Despite reporting a decrease in sales of up to 30%, a number of local business supported the strike, offering the striking workers free lunches and free haircuts. On 29 July, local NDP MP Taylor Bachrach visited the strikers, stating that "when you have a historic strike vote of 100 per cent for the first time in the history of this plant and in the history of this community, that means that things have gotten pretty bad." Local MLA Ellis Ross called for the British Columbian government to intervene, stating that he didn't want "to see Kitimat going into decline" or "people suffering to make mortgage payments." On 5 August, after there had been no negotiations between the union and Rio Tinto, several hundred local residents held a rally to "save the northwest," calling for the two sides to resume negotiating.

On 15 August, the captain of MV Indiana, a Norwegian cargo ship that had arrived in Kitimat a week before the strike to collect aluminum shipments and got stuck due to the strike, released a statement saying that the ship was running out of low sulphur marine fuel. Arbutus Point Marine. subcontractor Northwest Fuels, who held responsibility for delivering fuel to the ship, was refusing to cross the picket line.

On August 12, the two sides held a meeting to determine whether there was enough common ground to continue negotiations. On 25 August, the union and Rio Tinto agreed to resume collective bargaining negotiations. On 2 September, the two sides released a joint statement saying that the negotiations were progressing well.
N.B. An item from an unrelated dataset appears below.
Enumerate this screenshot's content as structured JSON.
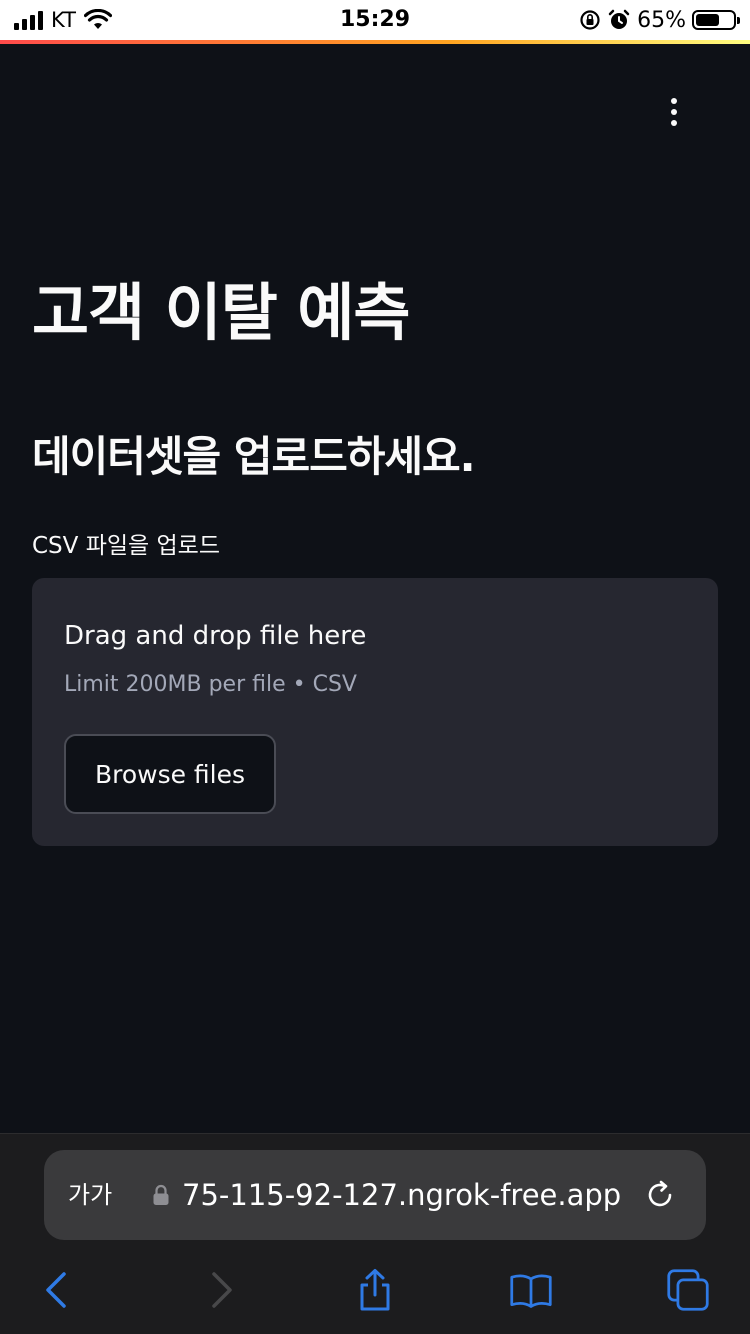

On 25 September, the union and Rio Tinto announced that a new collective bargaining agreement had been reached. On 4 October, the workers voted to ratify the deal by a majority of 70.6%, bringing an end to the strike. Rio Tinto also announced that a memorandum of understanding had been reached on working together and that a protocol for returning to work on the B.C. Works operation had been outlined.